ANNAPOLIS – Action by the General Assembly to address consumer outrage over a projected 72 percent increase in electricity bills is gaining momentum, with the Senate’s top Democrat vowing Thursday to deal with the problem even if it takes a special legislative session.
“We have four weeks to solve the problem,” said Senate President Thomas V. Mike Miller, D – Calvert, said in an interview. “If we don’t, the Speaker [of the House] or I may need to call us back into session – if the governor doesn’t – to deal with it.”
Miller said some relief would have to be provided, even if it requires the General Assembly’s “torpedoeing” of the proposed merger between Constellation Energy Group Inc., the parent company of Baltimore Gas and Electric Co., and Florida’s FPL Group Inc.
On Wednesday, Gov. Robert L. Ehrlich, who has been criticized by Democrats for what they believe has been his sluggish response to the issue, said that the rate increase “will not stand.” He predicted something would be worked out within the next two or three weeks.
Constellation Energy spokesman Robert L. Gould said the rate increase is the result of higher worldwide energy costs and legislation to slow or stop the increase would be unfair and ultimately hurt BGE customers.
“Anything that penalizes BGE for a global problem out of its control is inequitable,” Gould said.
Lawmakers have been scrambling to address consumer pains over the coming rate hikes with more than a dozen bills, including a measure to hold up the merger.
The latest and most extreme of these bills would effectively reregulate the deregulated public utility industry.
The bill was introduced by Del. Herbert H. McMillan, R – Anne Arundel, Thursday, after the House’s deadline for bill introduction.
While the House voted overwhelmingly to allow the bill’s late introduction, even its sponsor said it will be “very difficult” to pass a reregulation bill in the General Assembly.
“If they vote to reregulate these monopolies, a lot of these people . . . are going to be admitting they made a mistake,” McMillan said.
Still, the self-described “free enterprise, fiscally conservative Republican” said reregulation would be appropriate for Constellation Energy, which he calls a “practical monopoly, if not a monopoly in fact.”
Gould, the Constellation spokesman, said that the company has not profited from providing electricity since the start of deregulation six years ago, when rates were capped at 1993 levels.
He noted that in this time, the company made over $1 billion in improvements to its electric plans.

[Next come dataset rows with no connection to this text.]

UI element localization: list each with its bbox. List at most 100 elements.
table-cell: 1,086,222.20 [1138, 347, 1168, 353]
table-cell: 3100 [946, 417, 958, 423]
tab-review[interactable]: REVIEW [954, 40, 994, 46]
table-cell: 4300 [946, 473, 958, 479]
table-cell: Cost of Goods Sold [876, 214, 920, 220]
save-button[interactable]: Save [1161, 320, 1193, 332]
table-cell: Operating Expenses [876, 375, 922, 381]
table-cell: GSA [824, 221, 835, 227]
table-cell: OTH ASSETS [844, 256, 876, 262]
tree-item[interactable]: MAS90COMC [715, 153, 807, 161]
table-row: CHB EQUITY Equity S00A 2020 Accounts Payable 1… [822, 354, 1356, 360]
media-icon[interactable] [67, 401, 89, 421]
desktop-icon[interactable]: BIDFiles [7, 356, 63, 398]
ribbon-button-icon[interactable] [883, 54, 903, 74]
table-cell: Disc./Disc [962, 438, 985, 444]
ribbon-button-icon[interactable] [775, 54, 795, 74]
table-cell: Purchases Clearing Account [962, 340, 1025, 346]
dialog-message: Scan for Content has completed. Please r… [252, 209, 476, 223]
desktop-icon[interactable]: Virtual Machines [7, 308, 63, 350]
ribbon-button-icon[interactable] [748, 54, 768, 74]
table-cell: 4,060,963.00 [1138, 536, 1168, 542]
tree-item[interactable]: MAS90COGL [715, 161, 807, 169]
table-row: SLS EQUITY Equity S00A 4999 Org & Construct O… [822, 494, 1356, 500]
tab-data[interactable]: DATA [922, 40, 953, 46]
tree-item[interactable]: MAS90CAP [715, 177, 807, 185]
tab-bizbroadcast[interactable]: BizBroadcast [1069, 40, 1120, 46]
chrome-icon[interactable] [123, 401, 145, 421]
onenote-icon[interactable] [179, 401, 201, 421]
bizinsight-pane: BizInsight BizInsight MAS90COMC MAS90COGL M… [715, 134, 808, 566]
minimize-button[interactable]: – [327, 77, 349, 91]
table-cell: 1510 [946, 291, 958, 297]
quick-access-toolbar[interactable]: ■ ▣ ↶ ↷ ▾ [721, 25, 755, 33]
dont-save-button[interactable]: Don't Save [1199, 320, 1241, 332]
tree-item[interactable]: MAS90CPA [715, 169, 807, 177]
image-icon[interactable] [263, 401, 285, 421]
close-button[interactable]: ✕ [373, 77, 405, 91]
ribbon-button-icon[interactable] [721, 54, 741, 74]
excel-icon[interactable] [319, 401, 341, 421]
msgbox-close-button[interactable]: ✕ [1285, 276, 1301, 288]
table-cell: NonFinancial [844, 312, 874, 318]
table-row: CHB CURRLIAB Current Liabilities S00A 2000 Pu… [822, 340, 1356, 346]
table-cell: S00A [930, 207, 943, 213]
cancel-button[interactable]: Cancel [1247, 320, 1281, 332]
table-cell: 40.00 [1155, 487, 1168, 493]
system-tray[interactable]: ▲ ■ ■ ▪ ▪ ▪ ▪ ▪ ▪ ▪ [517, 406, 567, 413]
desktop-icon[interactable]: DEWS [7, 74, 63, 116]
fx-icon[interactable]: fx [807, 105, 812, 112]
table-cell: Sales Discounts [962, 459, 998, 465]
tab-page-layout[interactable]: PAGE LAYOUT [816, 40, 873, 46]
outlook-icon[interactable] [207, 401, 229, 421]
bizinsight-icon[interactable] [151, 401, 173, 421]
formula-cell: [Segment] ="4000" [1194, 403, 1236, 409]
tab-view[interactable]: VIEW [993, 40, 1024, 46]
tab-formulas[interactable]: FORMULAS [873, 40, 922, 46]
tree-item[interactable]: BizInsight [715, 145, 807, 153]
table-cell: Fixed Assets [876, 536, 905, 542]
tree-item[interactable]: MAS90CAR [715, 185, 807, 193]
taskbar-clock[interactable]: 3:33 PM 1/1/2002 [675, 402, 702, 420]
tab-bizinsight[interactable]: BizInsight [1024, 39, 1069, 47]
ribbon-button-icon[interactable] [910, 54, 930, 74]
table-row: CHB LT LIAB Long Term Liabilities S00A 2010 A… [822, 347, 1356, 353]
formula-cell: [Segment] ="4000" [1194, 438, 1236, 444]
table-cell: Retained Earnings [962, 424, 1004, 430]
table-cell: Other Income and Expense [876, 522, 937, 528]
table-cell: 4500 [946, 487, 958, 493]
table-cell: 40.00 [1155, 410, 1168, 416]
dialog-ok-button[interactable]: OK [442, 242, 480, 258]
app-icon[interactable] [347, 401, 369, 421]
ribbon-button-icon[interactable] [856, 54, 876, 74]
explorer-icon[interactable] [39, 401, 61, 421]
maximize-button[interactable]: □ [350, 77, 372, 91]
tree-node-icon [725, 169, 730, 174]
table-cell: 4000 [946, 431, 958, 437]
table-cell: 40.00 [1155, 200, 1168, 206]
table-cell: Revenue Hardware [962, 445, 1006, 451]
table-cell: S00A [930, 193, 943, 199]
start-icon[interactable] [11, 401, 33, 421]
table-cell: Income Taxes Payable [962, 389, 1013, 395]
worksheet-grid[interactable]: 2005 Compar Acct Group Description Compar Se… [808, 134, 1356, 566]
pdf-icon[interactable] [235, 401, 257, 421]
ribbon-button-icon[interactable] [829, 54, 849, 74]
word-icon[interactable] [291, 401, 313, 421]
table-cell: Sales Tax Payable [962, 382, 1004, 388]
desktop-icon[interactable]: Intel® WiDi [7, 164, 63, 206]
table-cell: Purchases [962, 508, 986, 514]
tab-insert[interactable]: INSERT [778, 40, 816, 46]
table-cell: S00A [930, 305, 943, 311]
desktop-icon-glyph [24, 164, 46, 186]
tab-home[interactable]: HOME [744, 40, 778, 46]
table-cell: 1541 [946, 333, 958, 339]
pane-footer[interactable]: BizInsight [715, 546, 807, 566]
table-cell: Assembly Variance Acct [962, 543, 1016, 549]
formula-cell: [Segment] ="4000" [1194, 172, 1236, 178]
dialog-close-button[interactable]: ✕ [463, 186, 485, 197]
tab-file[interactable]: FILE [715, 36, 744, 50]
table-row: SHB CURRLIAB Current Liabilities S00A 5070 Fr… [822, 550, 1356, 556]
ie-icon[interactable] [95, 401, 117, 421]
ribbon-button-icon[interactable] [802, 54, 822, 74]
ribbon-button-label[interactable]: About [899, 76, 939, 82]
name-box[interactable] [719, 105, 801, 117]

“BGE customers have had a very favorable economic situation for the last 13 years,” Gould said.
Nevertheless, leading lawmakers in both the House and Senate agree the General Assembly will have to pass some legislation to lessen the effects of the rate hikes or face retribution from the voters.
“There is a real desire to do something this year – before the election obviously – especially [for legislators] from the Baltimore area,” said House Majority Leader Kumar P. Barve, D – Montgomery.
This sentiment was echoed by the Senate Minority Whip, Andrew P. Harris, R – Baltimore County, who said responsibility to ease consumer pain from the rate hikes has fallen on the General Assembly – not the Governor.
“We caused the problem through legislation. We have to fix the problem through legislation,” Harris said.
Sen. Leo E. Green, D – Prince George’s, who is sponsoring a reregulation bill in the Senate, provided what may have been the most concise explanation of the General Assembly’s need to act on the issue. “If we don’t move we’re going to be removed,” Green said.